Детский мундирчик присвоен Дельвигу навсегда — и простодушный взгляд сквозь очки. Даже есть такой портрет, якобы с натуры, хранится в Пушкинском Доме, — но:

— В Лицее мне запрещали носить очки, — жаловался Дельвиг одному приятелю, — зато все женщины казались мне прекрасны; как я разочаровался в них после выпуска!

Неизвестный художник приврал — с наилучшими намерениями, конечно; сходство соблюдено, а притом осталось напоминание, чем данная личность интересна: однокашник Пушкина, младший парнасский брат, верный оруженосец.
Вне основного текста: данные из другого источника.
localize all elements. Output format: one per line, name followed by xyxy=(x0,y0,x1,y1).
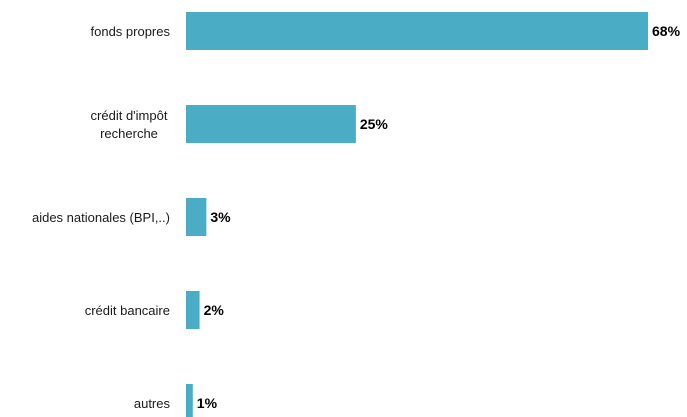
value-labels-group: 68% 25% 3% 2% 1% xyxy=(197,23,681,411)
category-label-line: fonds propres xyxy=(91,24,171,39)
bar xyxy=(186,105,356,143)
category-label-line: recherche xyxy=(100,126,158,141)
category-label: fonds propres xyxy=(91,24,171,39)
bar xyxy=(186,291,200,329)
bar xyxy=(186,12,648,50)
category-label: autres xyxy=(134,396,171,411)
value-label: 68% xyxy=(652,23,681,39)
category-label: aides nationales (BPI,..) xyxy=(32,210,170,225)
value-label: 3% xyxy=(210,209,231,225)
bars-group xyxy=(186,12,648,417)
category-label: crédit bancaire xyxy=(85,303,170,318)
bar xyxy=(186,198,207,236)
category-label-line: crédit bancaire xyxy=(85,303,170,318)
category-label: crédit d'impôt recherche xyxy=(91,108,168,141)
category-label-line: aides nationales (BPI,..) xyxy=(32,210,170,225)
category-labels-group: fonds propres crédit d'impôt recherche aide… xyxy=(32,24,171,411)
value-label: 2% xyxy=(204,302,225,318)
value-label: 1% xyxy=(197,395,218,411)
category-label-line: crédit d'impôt xyxy=(91,108,168,123)
category-label-line: autres xyxy=(134,396,171,411)
value-label: 25% xyxy=(360,116,389,132)
bar xyxy=(186,384,193,417)
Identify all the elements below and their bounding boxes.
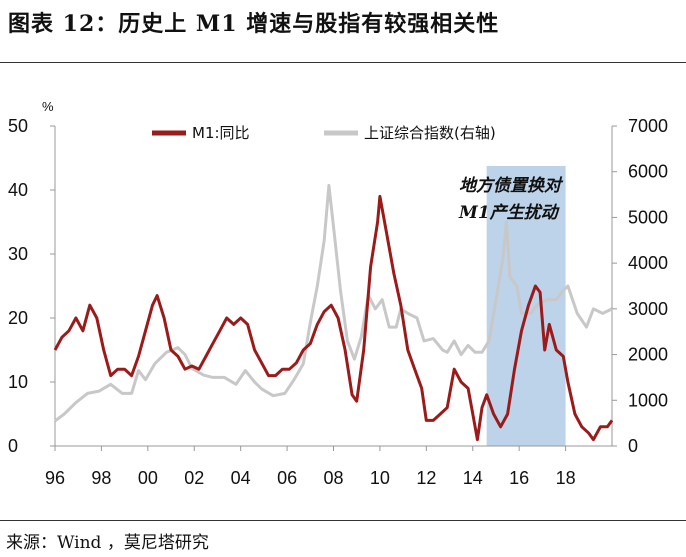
right-tick-label: 7000: [628, 116, 668, 136]
right-axis-ticks: 0 1000 2000 3000 4000 5000 6000 7000: [612, 116, 668, 456]
bottom-divider: [0, 520, 686, 521]
x-tick-label: 10: [370, 468, 390, 488]
right-tick-label: 6000: [628, 162, 668, 182]
left-axis-ticks: 0 10 20 30 40 50: [8, 116, 55, 456]
x-axis-ticks: 96 98 00 02 04 06 08 10 12 14 16 18: [45, 446, 576, 488]
highlight-band: [486, 166, 566, 446]
right-tick-label: 2000: [628, 345, 668, 365]
x-tick-label: 00: [138, 468, 158, 488]
x-tick-label: 06: [277, 468, 297, 488]
right-tick-label: 3000: [628, 299, 668, 319]
left-tick-label: 0: [8, 436, 18, 456]
left-axis-unit: %: [42, 99, 54, 114]
legend-label-m1: M1:同比: [192, 124, 250, 142]
top-divider: [0, 62, 686, 63]
left-tick-label: 20: [8, 308, 28, 328]
right-tick-label: 0: [628, 436, 638, 456]
x-tick-label: 02: [184, 468, 204, 488]
left-tick-label: 10: [8, 372, 28, 392]
right-tick-label: 5000: [628, 207, 668, 227]
series-line-m1: [53, 194, 614, 442]
x-tick-label: 12: [416, 468, 436, 488]
highlight-label-line-1: 地方债置换对: [459, 176, 564, 196]
right-tick-label: 4000: [628, 253, 668, 273]
x-tick-label: 96: [45, 468, 65, 488]
chart-title: 图表 12：历史上 M1 增速与股指有较强相关性: [8, 11, 500, 37]
right-tick-label: 1000: [628, 390, 668, 410]
left-tick-label: 50: [8, 116, 28, 136]
x-tick-label: 18: [556, 468, 576, 488]
x-tick-label: 04: [231, 468, 251, 488]
x-tick-label: 08: [323, 468, 343, 488]
source-note: 来源：Wind ，莫尼塔研究: [6, 533, 209, 553]
x-tick-label: 16: [509, 468, 529, 488]
left-tick-label: 40: [8, 180, 28, 200]
left-tick-label: 30: [8, 244, 28, 264]
x-tick-label: 14: [463, 468, 483, 488]
legend: M1:同比 上证综合指数(右轴): [152, 124, 496, 142]
x-tick-label: 98: [91, 468, 111, 488]
legend-label-index: 上证综合指数(右轴): [364, 124, 496, 142]
highlight-label-line-2: M1产生扰动: [458, 203, 561, 223]
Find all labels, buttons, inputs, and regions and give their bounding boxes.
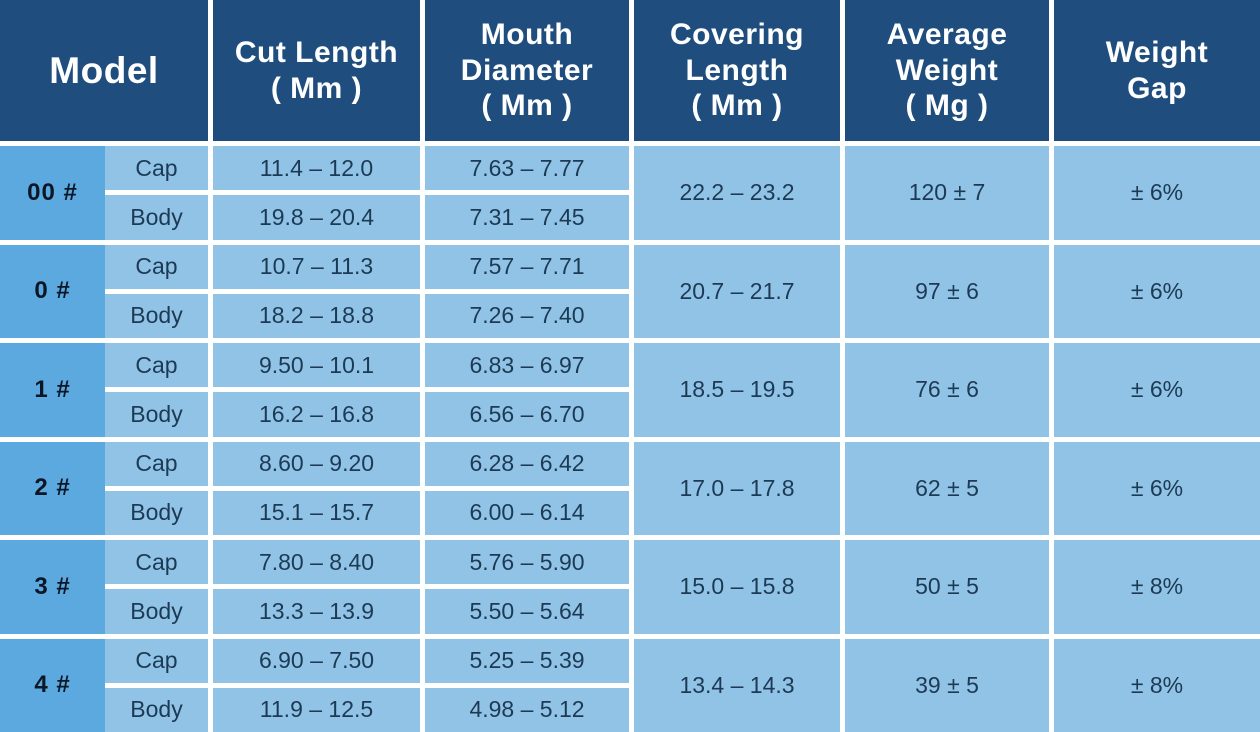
cap-cut-length-value: 11.4 – 12.0 [213, 146, 420, 191]
header-average-weight: Average Weight ( Mg ) [845, 0, 1049, 141]
model-cell-00: 00 # [0, 146, 105, 240]
cap-cut-length-value: 9.50 – 10.1 [213, 343, 420, 388]
cap-cut-length-value: 10.7 – 11.3 [213, 244, 420, 289]
body-label: Body [105, 195, 208, 240]
average-weight-value: 50 ± 5 [845, 540, 1049, 634]
cap-cut-length-value: 6.90 – 7.50 [213, 638, 420, 683]
header-weight-gap: Weight Gap [1054, 0, 1260, 141]
covering-length-value: 20.7 – 21.7 [634, 244, 840, 338]
weight-gap-value: ± 8% [1054, 638, 1260, 732]
body-label: Body [105, 490, 208, 535]
header-mouth-diameter: Mouth Diameter ( Mm ) [425, 0, 629, 141]
body-label: Body [105, 392, 208, 437]
cap-mouth-diameter-value: 5.76 – 5.90 [425, 540, 629, 585]
body-mouth-diameter-value: 7.31 – 7.45 [425, 195, 629, 240]
cap-label: Cap [105, 441, 208, 486]
weight-gap-value: ± 6% [1054, 244, 1260, 338]
body-cut-length-value: 13.3 – 13.9 [213, 589, 420, 634]
weight-gap-value: ± 6% [1054, 343, 1260, 437]
body-label: Body [105, 589, 208, 634]
weight-gap-value: ± 6% [1054, 146, 1260, 240]
header-model: Model [0, 0, 208, 141]
covering-length-value: 22.2 – 23.2 [634, 146, 840, 240]
body-mouth-diameter-value: 6.56 – 6.70 [425, 392, 629, 437]
cap-cut-length-value: 8.60 – 9.20 [213, 441, 420, 486]
covering-length-value: 15.0 – 15.8 [634, 540, 840, 634]
body-label: Body [105, 293, 208, 338]
cap-label: Cap [105, 343, 208, 388]
body-cut-length-value: 19.8 – 20.4 [213, 195, 420, 240]
cap-label: Cap [105, 540, 208, 585]
body-cut-length-value: 16.2 – 16.8 [213, 392, 420, 437]
model-cell-4: 4 # [0, 638, 105, 732]
body-cut-length-value: 11.9 – 12.5 [213, 687, 420, 732]
average-weight-value: 120 ± 7 [845, 146, 1049, 240]
body-mouth-diameter-value: 5.50 – 5.64 [425, 589, 629, 634]
cap-label: Cap [105, 244, 208, 289]
covering-length-value: 17.0 – 17.8 [634, 441, 840, 535]
average-weight-value: 39 ± 5 [845, 638, 1049, 732]
covering-length-value: 18.5 – 19.5 [634, 343, 840, 437]
body-label: Body [105, 687, 208, 732]
average-weight-value: 76 ± 6 [845, 343, 1049, 437]
cap-mouth-diameter-value: 5.25 – 5.39 [425, 638, 629, 683]
body-cut-length-value: 18.2 – 18.8 [213, 293, 420, 338]
header-cut-length: Cut Length ( Mm ) [213, 0, 420, 141]
model-cell-1: 1 # [0, 343, 105, 437]
model-cell-0: 0 # [0, 244, 105, 338]
average-weight-value: 97 ± 6 [845, 244, 1049, 338]
body-cut-length-value: 15.1 – 15.7 [213, 490, 420, 535]
cap-label: Cap [105, 638, 208, 683]
weight-gap-value: ± 8% [1054, 540, 1260, 634]
body-mouth-diameter-value: 4.98 – 5.12 [425, 687, 629, 732]
model-cell-2: 2 # [0, 441, 105, 535]
model-cell-3: 3 # [0, 540, 105, 634]
cap-mouth-diameter-value: 7.63 – 7.77 [425, 146, 629, 191]
average-weight-value: 62 ± 5 [845, 441, 1049, 535]
cap-label: Cap [105, 146, 208, 191]
body-mouth-diameter-value: 6.00 – 6.14 [425, 490, 629, 535]
body-mouth-diameter-value: 7.26 – 7.40 [425, 293, 629, 338]
cap-mouth-diameter-value: 6.83 – 6.97 [425, 343, 629, 388]
header-covering-length: Covering Length ( Mm ) [634, 0, 840, 141]
weight-gap-value: ± 6% [1054, 441, 1260, 535]
covering-length-value: 13.4 – 14.3 [634, 638, 840, 732]
cap-mouth-diameter-value: 7.57 – 7.71 [425, 244, 629, 289]
cap-mouth-diameter-value: 6.28 – 6.42 [425, 441, 629, 486]
cap-cut-length-value: 7.80 – 8.40 [213, 540, 420, 585]
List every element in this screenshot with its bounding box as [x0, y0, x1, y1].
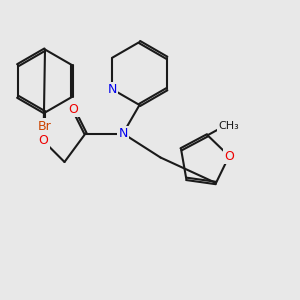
Text: O: O — [69, 103, 78, 116]
Text: Br: Br — [38, 119, 52, 133]
Text: O: O — [224, 150, 234, 163]
Text: N: N — [118, 127, 128, 140]
Text: N: N — [107, 83, 117, 96]
Text: O: O — [39, 134, 48, 148]
Text: CH₃: CH₃ — [218, 121, 239, 131]
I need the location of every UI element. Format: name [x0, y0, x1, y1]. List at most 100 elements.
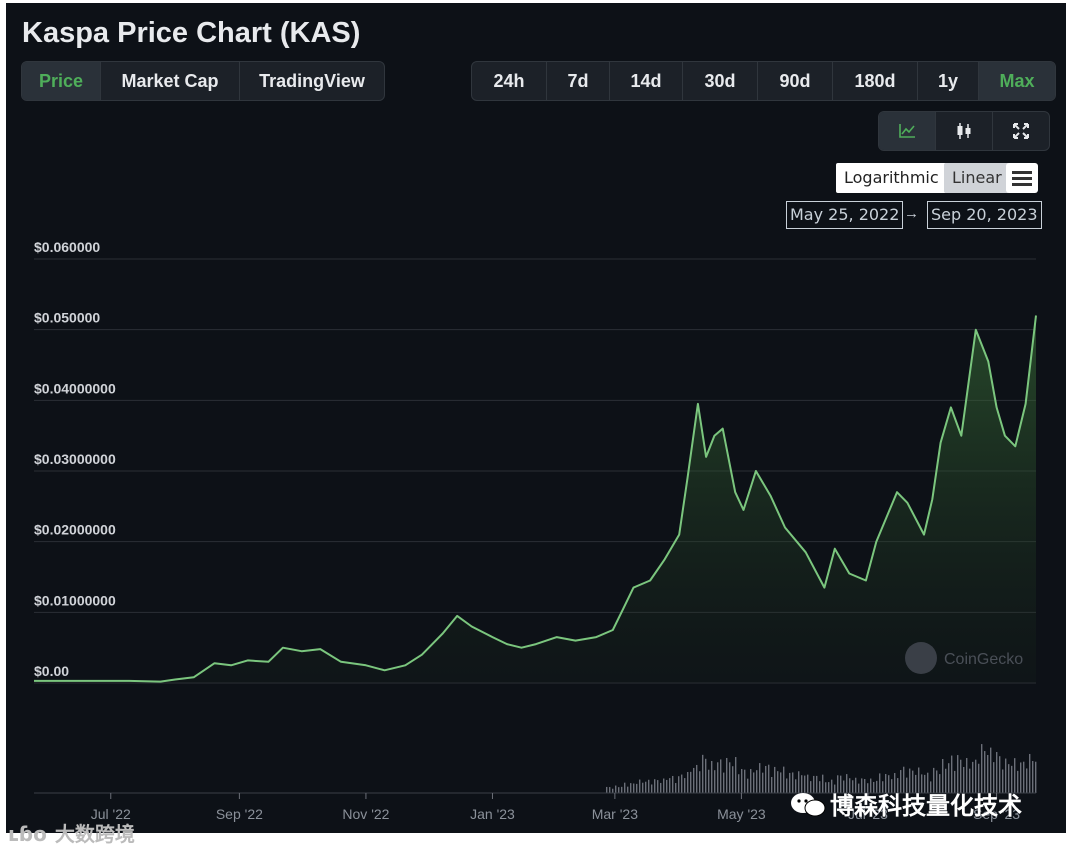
watermark-corner: ʟɓo 大数跨境: [8, 818, 135, 847]
volume-bar: [1008, 764, 1010, 793]
volume-bar: [1026, 768, 1028, 793]
volume-bar: [825, 782, 827, 793]
price-chart[interactable]: $0.00 $0.01000000 $0.02000000 $0.03000000 $0…: [6, 3, 1066, 833]
volume-bar: [903, 766, 905, 793]
range-max[interactable]: Max: [979, 62, 1055, 100]
volume-bar: [627, 786, 629, 793]
volume-bar: [774, 766, 776, 793]
range-7d[interactable]: 7d: [547, 62, 610, 100]
volume-bar: [804, 775, 806, 793]
hamburger-menu-icon[interactable]: [1006, 163, 1038, 193]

Дельвиг действительно сразу, намного раньше всех, догадался, в чьем времени живет, и свою роль в толпе исполнял без страха и упрека.

Жизнь Дельвига сосредоточена была на литературе. Литература состояла из Пушкина и его современников. Подобный подход упрощает существование писателю, как Дельвиг, не подверженному зависти: будь современником полезным, надежным, а сам хоть не пиши.

Даже в ранней молодости он о собственной литературной славе помышлял с улыбкой: не забавно ли вообразить, как через сколько-то столетий лапландские какие-нибудь археологи откопают в руинах Петербурга чудом сохранившийся ларец со стихами бедного Дельвига:

Пышный город опустеет,

        Где я был забвен,

И река зазеленеет

       Меж упадших стен.

Суеверие духами

         Башни населит,

И с упавшими дворцами

        Ветр заговорит…

Красиво, не правда ли? Что, если эти — и остальные — стихи по случайности уцелеют?

Сколько прений появится:

          Где, когда я жил,

Был ли слеп, иль мне родиться

         Зрячим Бог судил?

Кто был Лидий, где Темира

         С Дафною цвела,

Из чего моя и лира

        Сделана была?..

Неуверенные, надо думать, получатся ответы.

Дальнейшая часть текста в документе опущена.